I understand that it is impossible to determine the character encoding of any stringform data just by looking at the data. This is not my question.
My question is: Is there a field in a PDF file where, by convention, the encoding scheme is specified (e.g.: UTF-8)? This would be something roughly analogous to <html> <head> <meta http-equiv="Content-Type" content="text/html; charset=utf-8">
in HTML.
Thank you very much in advance,
Blz
A quick look at the PDF specification seems to suggest that you can have different encoding inside a PDF-file. Have a look at page 86. So a PDF library with some kind of low level access should be able to provide you with encoding used for a string. But if you just want the text and don't care about the internal encodings used I would suggest to let the library take care of conversions for you.

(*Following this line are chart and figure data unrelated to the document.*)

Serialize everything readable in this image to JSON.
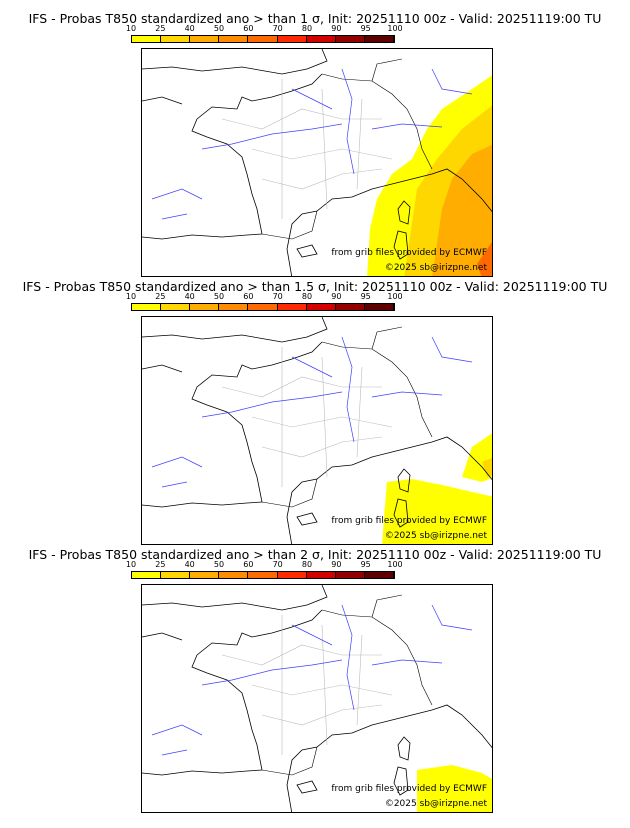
{
  "colorbar": {
    "ticks": [
      "10",
      "25",
      "40",
      "50",
      "60",
      "70",
      "80",
      "90",
      "95",
      "100"
    ],
    "colors": [
      "#ffff00",
      "#ffd700",
      "#ffad00",
      "#ff8c00",
      "#ff6a00",
      "#ff2a00",
      "#d40000",
      "#930000",
      "#5e0000"
    ]
  },
  "panels": [
    {
      "title": "IFS - Probas T850  standardized ano > than 1 σ, Init: 20251110 00z - Valid: 20251119:00 TU"
    },
    {
      "title": "IFS - Probas T850  standardized ano > than 1.5 σ, Init: 20251110 00z - Valid: 20251119:00 TU"
    },
    {
      "title": "IFS - Probas T850  standardized ano > than 2 σ, Init: 20251110 00z - Valid: 20251119:00 TU"
    }
  ],
  "credits": {
    "source": "from grib files provided by ECMWF",
    "copyright": "©2025 sb@irizpne.net"
  }
}
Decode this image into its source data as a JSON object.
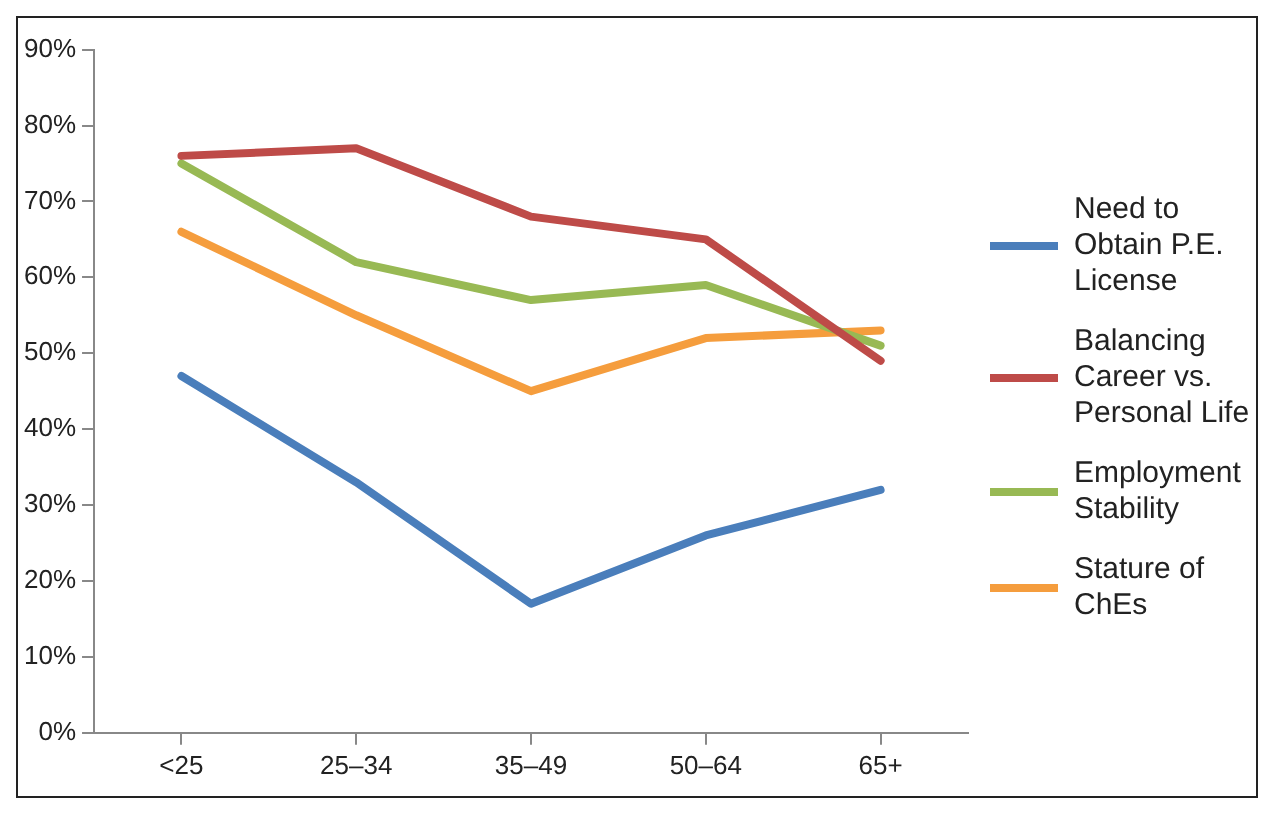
{
  "chart_data": {
    "type": "line",
    "categories": [
      "<25",
      "25–34",
      "35–49",
      "50–64",
      "65+"
    ],
    "series": [
      {
        "name": "Need to Obtain P.E. License",
        "color": "#4a7ebb",
        "values": [
          47,
          33,
          17,
          26,
          32
        ]
      },
      {
        "name": "Balancing Career vs. Personal Life",
        "color": "#be4b48",
        "values": [
          76,
          77,
          68,
          65,
          49
        ]
      },
      {
        "name": "Employment Stability",
        "color": "#98b954",
        "values": [
          75,
          62,
          57,
          59,
          51
        ]
      },
      {
        "name": "Stature of ChEs",
        "color": "#f59d3d",
        "values": [
          66,
          55,
          45,
          52,
          53
        ]
      }
    ],
    "ylim": [
      0,
      90
    ],
    "yticks": [
      {
        "value": 0,
        "label": "0%"
      },
      {
        "value": 10,
        "label": "10%"
      },
      {
        "value": 20,
        "label": "20%"
      },
      {
        "value": 30,
        "label": "30%"
      },
      {
        "value": 40,
        "label": "40%"
      },
      {
        "value": 50,
        "label": "50%"
      },
      {
        "value": 60,
        "label": "60%"
      },
      {
        "value": 70,
        "label": "70%"
      },
      {
        "value": 80,
        "label": "80%"
      },
      {
        "value": 90,
        "label": "90%"
      }
    ],
    "grid": false,
    "legend": "right",
    "marker": "none",
    "line_style": "solid"
  }
}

PDF uses "named" characters, in the sense that a character is a name and not a numeric code. Character "a" has name "a", character "2" has name "two" and the euro sign has name "euro", to give a few examples. PDF defines a few "standard" "base" encodings (named "WinAnsiEncoding", "MacRomanEncoding" and a few more, can't remember exactly), an encoding being a one-to-one correspondence between character names and byte values (yes, only 0 to 255). The exact, normative values for these predefined encodings are in the PDF specification. All these encodings use the ASCII values for the US-ASCII characters, but they differ in higher byte values.

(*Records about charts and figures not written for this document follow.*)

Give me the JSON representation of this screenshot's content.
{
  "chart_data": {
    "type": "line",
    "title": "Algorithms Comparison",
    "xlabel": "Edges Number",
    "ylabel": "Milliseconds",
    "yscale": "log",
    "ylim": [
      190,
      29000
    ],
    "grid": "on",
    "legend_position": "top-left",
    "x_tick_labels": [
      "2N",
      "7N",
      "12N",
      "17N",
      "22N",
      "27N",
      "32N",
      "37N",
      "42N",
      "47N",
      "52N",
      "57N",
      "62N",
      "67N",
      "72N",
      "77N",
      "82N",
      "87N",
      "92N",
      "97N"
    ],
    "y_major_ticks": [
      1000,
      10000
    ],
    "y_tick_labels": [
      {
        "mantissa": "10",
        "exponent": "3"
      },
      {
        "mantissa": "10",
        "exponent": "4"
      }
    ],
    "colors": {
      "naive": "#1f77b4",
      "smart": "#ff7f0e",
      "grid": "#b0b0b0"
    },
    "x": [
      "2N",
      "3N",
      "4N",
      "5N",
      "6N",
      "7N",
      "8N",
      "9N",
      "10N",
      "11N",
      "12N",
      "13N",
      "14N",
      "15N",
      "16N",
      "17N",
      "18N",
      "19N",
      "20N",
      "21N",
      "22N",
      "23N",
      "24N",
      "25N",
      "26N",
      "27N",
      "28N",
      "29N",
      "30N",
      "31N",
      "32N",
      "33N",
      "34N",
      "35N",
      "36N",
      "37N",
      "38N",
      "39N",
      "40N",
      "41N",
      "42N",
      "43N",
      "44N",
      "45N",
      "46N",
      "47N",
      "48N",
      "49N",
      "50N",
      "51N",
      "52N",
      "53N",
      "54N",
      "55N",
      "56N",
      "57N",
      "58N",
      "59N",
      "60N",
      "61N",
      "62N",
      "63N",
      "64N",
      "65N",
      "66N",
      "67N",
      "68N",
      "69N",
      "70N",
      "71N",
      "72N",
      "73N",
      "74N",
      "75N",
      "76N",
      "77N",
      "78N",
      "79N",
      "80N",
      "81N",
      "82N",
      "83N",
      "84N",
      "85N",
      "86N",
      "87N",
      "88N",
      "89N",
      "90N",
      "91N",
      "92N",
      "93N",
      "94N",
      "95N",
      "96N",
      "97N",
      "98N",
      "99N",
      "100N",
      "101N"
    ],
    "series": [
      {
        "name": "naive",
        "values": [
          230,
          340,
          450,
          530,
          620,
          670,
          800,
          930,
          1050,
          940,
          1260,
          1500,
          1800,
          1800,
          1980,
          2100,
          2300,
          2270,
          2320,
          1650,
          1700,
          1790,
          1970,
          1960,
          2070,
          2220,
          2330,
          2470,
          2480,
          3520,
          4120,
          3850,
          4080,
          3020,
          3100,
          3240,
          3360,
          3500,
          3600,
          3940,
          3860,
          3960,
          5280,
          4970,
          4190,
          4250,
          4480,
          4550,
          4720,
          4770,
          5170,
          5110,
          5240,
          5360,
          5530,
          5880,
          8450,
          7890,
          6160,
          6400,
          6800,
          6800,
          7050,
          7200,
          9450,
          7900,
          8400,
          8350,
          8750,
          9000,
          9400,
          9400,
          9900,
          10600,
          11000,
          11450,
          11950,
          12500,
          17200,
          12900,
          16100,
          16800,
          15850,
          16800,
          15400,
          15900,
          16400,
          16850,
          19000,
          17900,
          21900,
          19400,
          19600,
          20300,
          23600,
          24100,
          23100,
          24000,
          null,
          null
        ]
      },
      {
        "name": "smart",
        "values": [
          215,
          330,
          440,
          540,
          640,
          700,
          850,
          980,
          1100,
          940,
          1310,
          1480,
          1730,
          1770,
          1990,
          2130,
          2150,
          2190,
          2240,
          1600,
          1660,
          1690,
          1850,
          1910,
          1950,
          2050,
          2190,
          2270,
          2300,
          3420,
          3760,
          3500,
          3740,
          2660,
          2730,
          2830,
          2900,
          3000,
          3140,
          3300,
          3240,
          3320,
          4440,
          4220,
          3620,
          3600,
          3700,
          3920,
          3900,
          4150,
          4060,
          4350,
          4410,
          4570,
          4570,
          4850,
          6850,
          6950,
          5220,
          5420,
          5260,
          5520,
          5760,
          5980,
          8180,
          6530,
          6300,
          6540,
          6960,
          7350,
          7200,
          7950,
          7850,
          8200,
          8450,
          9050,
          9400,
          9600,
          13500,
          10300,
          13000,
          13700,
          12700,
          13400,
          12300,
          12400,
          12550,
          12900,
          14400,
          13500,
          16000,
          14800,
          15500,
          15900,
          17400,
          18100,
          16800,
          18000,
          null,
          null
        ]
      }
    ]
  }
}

A PDF file may define new encodings by taking a "base" encoding (say, WinAnsiEncoding) and redefining a few bytes, so a PDF author may, for example, define a new encoding named "MySuperbEncoding" as WinAnsiEncoding but with byte value 65 changed to mean character "ntilde" (this definition goes inside the PDF file), and then specifying that some strings in the file use encoding "MySuperbEncoding". In this case, a string containing byte values 65-66-67 would mean characters "ñBC" and not "ABC". And note that I mean characters, nothing to do with glyphs or fonts. Different strings withing the PDF file may use different encodings (this provides a way for using more tan 256 characters in the PDF file, even though every string is defined as a byte sequence, and one byte always corresponds to one character).

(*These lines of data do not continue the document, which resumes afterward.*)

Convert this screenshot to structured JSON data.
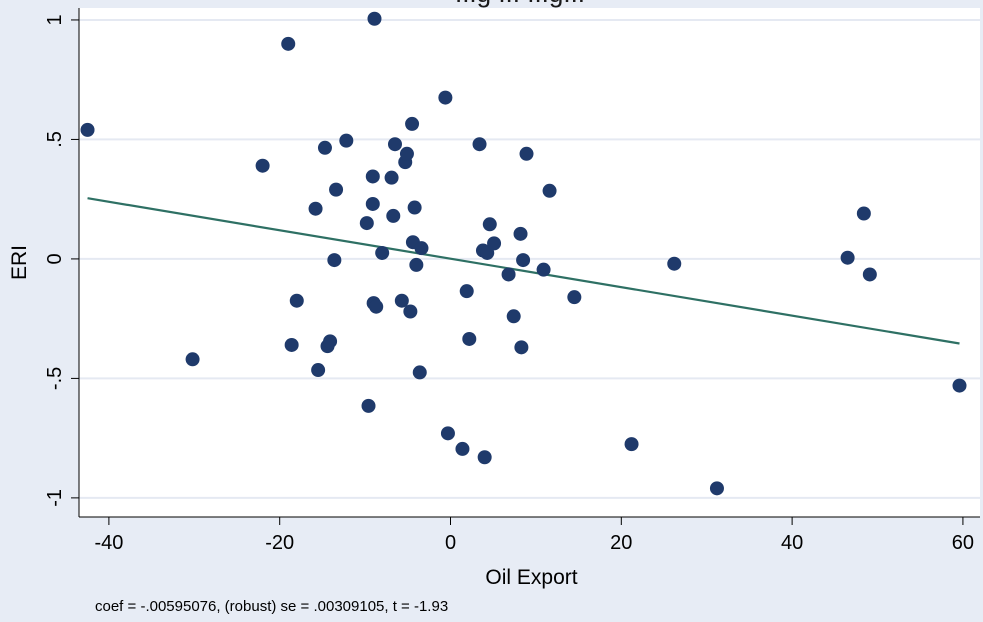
{
  "chart_data": {
    "type": "scatter",
    "title": "...g ... ...g...",
    "xlabel": "Oil Export",
    "ylabel": "ERI",
    "note": "coef = -.00595076, (robust) se = .00309105, t = -1.93",
    "xlim": [
      -43.5,
      62
    ],
    "ylim": [
      -1.08,
      1.05
    ],
    "x_ticks": [
      -40,
      -20,
      0,
      20,
      40,
      60
    ],
    "x_tick_labels": [
      "-40",
      "-20",
      "0",
      "20",
      "40",
      "60"
    ],
    "y_ticks": [
      1,
      0.5,
      0,
      -0.5,
      -1
    ],
    "y_tick_labels": [
      "1",
      ".5",
      "0",
      "-.5",
      "-1"
    ],
    "grid": "horizontal",
    "legend": "none",
    "colors": {
      "points": "#1f3a6b",
      "fit_line": "#2e7064",
      "gridline": "#e5e9f2",
      "plot_bg": "#ffffff",
      "page_bg": "#e7ecf5"
    },
    "points": [
      {
        "x": -42.5,
        "y": 0.54
      },
      {
        "x": -30.2,
        "y": -0.42
      },
      {
        "x": -22.0,
        "y": 0.39
      },
      {
        "x": -19.0,
        "y": 0.9
      },
      {
        "x": -18.6,
        "y": -0.36
      },
      {
        "x": -18.0,
        "y": -0.175
      },
      {
        "x": -15.8,
        "y": 0.21
      },
      {
        "x": -15.5,
        "y": -0.465
      },
      {
        "x": -14.7,
        "y": 0.465
      },
      {
        "x": -14.4,
        "y": -0.365
      },
      {
        "x": -14.1,
        "y": -0.345
      },
      {
        "x": -13.6,
        "y": -0.005
      },
      {
        "x": -13.4,
        "y": 0.29
      },
      {
        "x": -12.2,
        "y": 0.495
      },
      {
        "x": -9.8,
        "y": 0.15
      },
      {
        "x": -9.6,
        "y": -0.615
      },
      {
        "x": -9.1,
        "y": 0.345
      },
      {
        "x": -9.1,
        "y": 0.23
      },
      {
        "x": -9.0,
        "y": -0.185
      },
      {
        "x": -8.9,
        "y": 1.005
      },
      {
        "x": -8.7,
        "y": -0.2
      },
      {
        "x": -8.0,
        "y": 0.025
      },
      {
        "x": -6.9,
        "y": 0.34
      },
      {
        "x": -6.7,
        "y": 0.18
      },
      {
        "x": -6.5,
        "y": 0.48
      },
      {
        "x": -5.7,
        "y": -0.175
      },
      {
        "x": -5.3,
        "y": 0.405
      },
      {
        "x": -5.1,
        "y": 0.44
      },
      {
        "x": -4.7,
        "y": -0.22
      },
      {
        "x": -4.5,
        "y": 0.565
      },
      {
        "x": -4.4,
        "y": 0.07
      },
      {
        "x": -4.2,
        "y": 0.215
      },
      {
        "x": -4.0,
        "y": -0.025
      },
      {
        "x": -3.6,
        "y": -0.475
      },
      {
        "x": -3.4,
        "y": 0.045
      },
      {
        "x": -0.6,
        "y": 0.675
      },
      {
        "x": -0.3,
        "y": -0.73
      },
      {
        "x": 1.4,
        "y": -0.795
      },
      {
        "x": 1.9,
        "y": -0.135
      },
      {
        "x": 2.2,
        "y": -0.335
      },
      {
        "x": 3.4,
        "y": 0.48
      },
      {
        "x": 3.8,
        "y": 0.035
      },
      {
        "x": 4.0,
        "y": -0.83
      },
      {
        "x": 4.3,
        "y": 0.025
      },
      {
        "x": 4.6,
        "y": 0.145
      },
      {
        "x": 5.1,
        "y": 0.065
      },
      {
        "x": 6.8,
        "y": -0.065
      },
      {
        "x": 7.4,
        "y": -0.24
      },
      {
        "x": 8.2,
        "y": 0.105
      },
      {
        "x": 8.3,
        "y": -0.37
      },
      {
        "x": 8.5,
        "y": -0.005
      },
      {
        "x": 8.9,
        "y": 0.44
      },
      {
        "x": 10.9,
        "y": -0.045
      },
      {
        "x": 11.6,
        "y": 0.285
      },
      {
        "x": 14.5,
        "y": -0.16
      },
      {
        "x": 21.2,
        "y": -0.775
      },
      {
        "x": 26.2,
        "y": -0.02
      },
      {
        "x": 31.2,
        "y": -0.96
      },
      {
        "x": 46.5,
        "y": 0.005
      },
      {
        "x": 48.4,
        "y": 0.19
      },
      {
        "x": 49.1,
        "y": -0.065
      },
      {
        "x": 59.6,
        "y": -0.53
      }
    ],
    "fit_line": {
      "x": [
        -42.5,
        59.6
      ],
      "y": [
        0.254,
        -0.354
      ]
    }
  }
}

So, the answer to your question is: characters within a PDF file can well be encoded internally in an ad-hoc encoding made on the spot for that specific PDF file. PDF parsers should make the appropriate substitutions when necessary. I do not know PDFMiner but I'm surprised that it (being a PDF parser) gives incorrect values, as the specification is very clear on how this must be interpreted. It IS possible to get all the necessary information from the PDF file, but, as Mattias said, it might be a large project and I think a program named PDFMiner should do exactly this kind of job.